Question is, in my situation do I really care about fbar, fatca, tax reporting, etc especially since nothing ties me to the usa other than a passport? secondly all those penalties for failing to file fbar or failing to do a tax return, are they actually REALLY applied to expats and IF SO what are the changes that the IRS could ever even collect anything.... it all appears to me that its purely a scare tactic of the IRS and a bunch of lawyers trying to gain business.

I would also need to mention that i have moderate finances under 100k and maybe a job in Germany paying say 40k a year, so i am by far a big fish for anyone. I understand it if i'd sit on a boat load of money and assets that the US wants to collect more but for a regular guy that's maybe slightly above average it shouldn't really matter.


----------



## Bevdeforges (Nov 16, 2007)

It basically comes down to your own assessment of your risk level and how much you're willing to bear. The key "risk factors" involve any financial assets you may or may not have in the US (which are those assets the IRS could potentially seize if they decide you owe them "significant" sums), and any likelihood that you might either want to return to the US for the long-term or to draw US social security (or if you have a US IRA, 401K or other deferred tax pension fund).

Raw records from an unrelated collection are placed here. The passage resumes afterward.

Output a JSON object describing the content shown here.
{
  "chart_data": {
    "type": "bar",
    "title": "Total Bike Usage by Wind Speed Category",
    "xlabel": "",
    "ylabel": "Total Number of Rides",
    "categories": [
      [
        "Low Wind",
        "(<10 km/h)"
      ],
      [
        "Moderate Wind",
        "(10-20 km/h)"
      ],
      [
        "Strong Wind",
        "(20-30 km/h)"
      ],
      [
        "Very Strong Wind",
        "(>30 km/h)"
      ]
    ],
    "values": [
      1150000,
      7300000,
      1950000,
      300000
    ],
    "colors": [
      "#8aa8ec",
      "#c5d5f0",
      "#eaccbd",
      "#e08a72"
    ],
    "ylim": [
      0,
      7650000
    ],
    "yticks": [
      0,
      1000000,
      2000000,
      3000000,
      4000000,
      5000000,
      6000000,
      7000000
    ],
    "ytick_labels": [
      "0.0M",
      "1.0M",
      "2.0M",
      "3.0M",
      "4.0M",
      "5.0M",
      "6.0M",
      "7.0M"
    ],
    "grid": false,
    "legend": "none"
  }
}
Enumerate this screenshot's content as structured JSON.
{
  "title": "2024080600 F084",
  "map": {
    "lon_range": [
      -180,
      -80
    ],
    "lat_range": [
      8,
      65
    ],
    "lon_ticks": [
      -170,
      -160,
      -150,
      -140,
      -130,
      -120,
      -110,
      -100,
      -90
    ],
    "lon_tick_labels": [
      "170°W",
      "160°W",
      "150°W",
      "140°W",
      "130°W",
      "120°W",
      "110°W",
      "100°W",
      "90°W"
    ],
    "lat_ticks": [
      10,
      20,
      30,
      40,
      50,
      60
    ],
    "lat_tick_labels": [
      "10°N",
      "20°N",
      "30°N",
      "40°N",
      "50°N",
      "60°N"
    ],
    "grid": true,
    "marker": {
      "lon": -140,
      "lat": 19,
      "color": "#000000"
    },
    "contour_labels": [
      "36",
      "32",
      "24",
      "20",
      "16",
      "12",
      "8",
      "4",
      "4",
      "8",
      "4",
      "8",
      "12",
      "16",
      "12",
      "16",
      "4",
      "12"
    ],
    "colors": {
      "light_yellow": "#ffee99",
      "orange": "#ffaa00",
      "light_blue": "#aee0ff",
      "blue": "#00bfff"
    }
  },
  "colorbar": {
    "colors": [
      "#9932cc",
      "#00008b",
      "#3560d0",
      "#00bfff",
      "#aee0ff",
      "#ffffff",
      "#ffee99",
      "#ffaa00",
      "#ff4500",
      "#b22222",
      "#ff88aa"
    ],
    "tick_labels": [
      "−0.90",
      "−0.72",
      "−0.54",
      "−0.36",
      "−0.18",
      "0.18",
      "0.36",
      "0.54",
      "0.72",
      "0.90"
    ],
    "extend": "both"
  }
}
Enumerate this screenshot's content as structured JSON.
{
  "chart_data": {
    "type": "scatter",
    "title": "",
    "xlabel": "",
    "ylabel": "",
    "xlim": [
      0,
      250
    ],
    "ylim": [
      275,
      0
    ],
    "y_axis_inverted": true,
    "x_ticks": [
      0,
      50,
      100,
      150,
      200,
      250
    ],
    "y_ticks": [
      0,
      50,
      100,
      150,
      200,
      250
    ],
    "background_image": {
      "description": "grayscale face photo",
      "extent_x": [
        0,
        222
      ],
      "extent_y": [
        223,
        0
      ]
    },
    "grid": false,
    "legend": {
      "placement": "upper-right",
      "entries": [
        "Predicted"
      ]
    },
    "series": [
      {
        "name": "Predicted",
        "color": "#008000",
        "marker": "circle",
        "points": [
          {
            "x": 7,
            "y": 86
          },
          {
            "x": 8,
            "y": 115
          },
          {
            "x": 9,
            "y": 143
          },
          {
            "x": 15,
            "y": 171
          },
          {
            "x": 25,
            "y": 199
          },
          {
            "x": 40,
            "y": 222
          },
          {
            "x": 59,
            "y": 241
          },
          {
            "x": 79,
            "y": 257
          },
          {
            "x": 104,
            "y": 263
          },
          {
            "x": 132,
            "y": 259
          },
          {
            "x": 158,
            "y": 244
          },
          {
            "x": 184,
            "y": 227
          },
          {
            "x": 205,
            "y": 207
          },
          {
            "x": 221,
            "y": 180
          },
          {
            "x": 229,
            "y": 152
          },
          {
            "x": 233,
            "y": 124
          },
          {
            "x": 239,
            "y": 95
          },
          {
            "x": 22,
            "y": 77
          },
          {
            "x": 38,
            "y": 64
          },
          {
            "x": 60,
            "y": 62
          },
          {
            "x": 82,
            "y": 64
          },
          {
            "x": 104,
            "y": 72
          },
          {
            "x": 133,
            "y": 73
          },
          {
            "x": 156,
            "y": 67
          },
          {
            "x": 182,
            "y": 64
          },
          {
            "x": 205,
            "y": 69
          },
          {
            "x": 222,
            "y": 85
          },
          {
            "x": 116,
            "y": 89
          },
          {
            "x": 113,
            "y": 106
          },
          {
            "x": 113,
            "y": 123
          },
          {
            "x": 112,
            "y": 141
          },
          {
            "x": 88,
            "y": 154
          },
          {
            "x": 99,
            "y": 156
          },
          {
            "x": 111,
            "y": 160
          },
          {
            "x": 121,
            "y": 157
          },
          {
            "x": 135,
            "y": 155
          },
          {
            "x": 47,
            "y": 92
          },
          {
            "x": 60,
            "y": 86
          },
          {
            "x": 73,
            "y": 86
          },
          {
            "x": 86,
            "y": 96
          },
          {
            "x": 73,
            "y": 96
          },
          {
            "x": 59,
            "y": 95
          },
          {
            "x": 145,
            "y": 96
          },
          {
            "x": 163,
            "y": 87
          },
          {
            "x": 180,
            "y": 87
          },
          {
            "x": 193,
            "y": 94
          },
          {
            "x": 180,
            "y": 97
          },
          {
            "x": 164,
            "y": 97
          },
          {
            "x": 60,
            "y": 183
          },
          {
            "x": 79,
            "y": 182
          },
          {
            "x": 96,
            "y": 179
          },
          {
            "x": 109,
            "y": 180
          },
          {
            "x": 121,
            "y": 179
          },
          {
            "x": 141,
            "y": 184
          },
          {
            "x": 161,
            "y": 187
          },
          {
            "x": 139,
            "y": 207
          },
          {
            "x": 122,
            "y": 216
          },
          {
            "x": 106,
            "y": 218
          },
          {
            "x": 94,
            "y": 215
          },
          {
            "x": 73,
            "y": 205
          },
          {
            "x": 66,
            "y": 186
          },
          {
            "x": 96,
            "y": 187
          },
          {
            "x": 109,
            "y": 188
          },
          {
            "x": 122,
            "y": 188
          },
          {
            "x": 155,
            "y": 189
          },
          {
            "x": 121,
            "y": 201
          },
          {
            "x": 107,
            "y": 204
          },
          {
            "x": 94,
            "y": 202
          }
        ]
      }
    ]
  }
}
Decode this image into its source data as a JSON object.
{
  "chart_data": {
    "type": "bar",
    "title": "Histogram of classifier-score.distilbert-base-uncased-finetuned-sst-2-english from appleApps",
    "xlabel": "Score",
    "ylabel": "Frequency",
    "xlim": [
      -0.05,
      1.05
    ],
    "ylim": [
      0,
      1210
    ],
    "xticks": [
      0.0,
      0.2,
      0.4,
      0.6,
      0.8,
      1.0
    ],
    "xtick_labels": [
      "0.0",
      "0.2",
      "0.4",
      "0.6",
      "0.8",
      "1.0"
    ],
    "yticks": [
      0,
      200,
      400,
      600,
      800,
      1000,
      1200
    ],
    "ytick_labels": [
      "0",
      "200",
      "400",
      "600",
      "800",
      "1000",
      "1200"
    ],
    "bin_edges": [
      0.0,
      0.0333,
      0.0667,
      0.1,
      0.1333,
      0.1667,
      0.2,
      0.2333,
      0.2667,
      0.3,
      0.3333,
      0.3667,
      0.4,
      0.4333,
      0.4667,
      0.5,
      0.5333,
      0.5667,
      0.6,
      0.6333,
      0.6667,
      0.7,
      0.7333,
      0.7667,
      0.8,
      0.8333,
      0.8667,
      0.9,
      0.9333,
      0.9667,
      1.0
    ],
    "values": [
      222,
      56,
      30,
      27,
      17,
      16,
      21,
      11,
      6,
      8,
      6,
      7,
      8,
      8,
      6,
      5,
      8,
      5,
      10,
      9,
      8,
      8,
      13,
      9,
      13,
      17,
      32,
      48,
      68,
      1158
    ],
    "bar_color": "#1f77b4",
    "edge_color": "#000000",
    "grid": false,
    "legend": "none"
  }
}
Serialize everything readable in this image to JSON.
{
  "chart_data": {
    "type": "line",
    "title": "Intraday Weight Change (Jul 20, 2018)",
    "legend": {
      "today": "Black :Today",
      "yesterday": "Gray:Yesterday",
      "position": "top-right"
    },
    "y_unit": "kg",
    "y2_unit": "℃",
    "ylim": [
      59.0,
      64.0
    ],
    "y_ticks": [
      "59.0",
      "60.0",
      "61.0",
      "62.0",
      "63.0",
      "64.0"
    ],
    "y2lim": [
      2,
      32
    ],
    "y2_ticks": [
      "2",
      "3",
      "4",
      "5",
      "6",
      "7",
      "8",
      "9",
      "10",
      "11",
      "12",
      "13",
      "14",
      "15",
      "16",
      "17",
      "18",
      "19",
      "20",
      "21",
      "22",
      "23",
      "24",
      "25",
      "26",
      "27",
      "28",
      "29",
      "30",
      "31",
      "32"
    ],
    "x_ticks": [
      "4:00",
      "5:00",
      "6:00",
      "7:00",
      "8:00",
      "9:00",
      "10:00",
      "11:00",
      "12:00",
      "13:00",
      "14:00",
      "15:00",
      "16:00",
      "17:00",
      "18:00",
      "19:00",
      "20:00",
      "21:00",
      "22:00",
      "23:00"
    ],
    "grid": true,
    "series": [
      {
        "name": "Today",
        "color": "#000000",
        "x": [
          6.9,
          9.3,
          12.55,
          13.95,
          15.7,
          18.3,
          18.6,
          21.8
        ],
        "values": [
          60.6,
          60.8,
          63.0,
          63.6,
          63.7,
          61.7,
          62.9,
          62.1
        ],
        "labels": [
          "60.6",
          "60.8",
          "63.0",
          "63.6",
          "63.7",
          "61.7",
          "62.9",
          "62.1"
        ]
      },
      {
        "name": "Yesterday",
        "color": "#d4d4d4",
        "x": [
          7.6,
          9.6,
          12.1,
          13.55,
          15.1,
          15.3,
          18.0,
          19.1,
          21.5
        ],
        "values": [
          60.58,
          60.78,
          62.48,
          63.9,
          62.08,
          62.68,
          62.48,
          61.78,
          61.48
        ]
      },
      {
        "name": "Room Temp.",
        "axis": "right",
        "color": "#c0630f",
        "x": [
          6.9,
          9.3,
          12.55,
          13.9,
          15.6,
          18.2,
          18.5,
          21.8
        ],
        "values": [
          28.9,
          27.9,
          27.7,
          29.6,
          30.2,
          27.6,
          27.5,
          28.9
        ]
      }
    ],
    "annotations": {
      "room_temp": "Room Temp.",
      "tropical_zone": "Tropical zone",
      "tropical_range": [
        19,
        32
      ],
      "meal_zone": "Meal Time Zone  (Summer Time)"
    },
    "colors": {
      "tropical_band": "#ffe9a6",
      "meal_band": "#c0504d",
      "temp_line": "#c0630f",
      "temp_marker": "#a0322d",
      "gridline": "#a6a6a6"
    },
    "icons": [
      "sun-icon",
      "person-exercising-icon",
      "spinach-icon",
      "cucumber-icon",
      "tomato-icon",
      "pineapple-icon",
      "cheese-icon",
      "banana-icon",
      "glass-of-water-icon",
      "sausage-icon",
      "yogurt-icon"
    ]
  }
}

There are some miscellaneous risks - such as a law that permits denial of a US passport to anyone determined to owe back taxes in the amount of $50,000 or more (currently, at least). Though they don't seem to be too keen on enforcing that one, the situation could potentially change in the future. 

But without a US birthplace, you're probably in a better position to ignore things than someone born in the US, who has that US birthplace on their "foreign" passport. Or, you can avoid the whole risk thing by renouncing, which costs $2350 at your local US consulate.


----------



## Nononymous (Jul 12, 2011)

Short answer: it's a big scare tactic and there's no way to collect any penalties, fines, taxes etc. if you don't have assets in the US.

If you have a German birthplace on your ID, just keep your mouth shut about having acquired US citizenship and you'll be fine. You did the right thing. As long as the banks aren't aware of your having had a US address in the past, all clear, no FATCA reporting. Don't file any US tax returns from Germany and you've effectively disappeared from the IRS radar.

That at least is the current situation. Who knows what the future might hold, but as long as you're a German-born German citizen living in Germany, I wouldn't worry about the US government finding you.


----------



## Tellus (Nov 24, 2013)

I agree with Nononymous. It is not so good when bankers, administrators, etc. know too much personal about someone.
Data protection often serves only the counterpart (better cash instead of delivering their own Vita at each checkout), the same is with second passports.
In addition, it is not always helpful to wave with certain passports ...


----------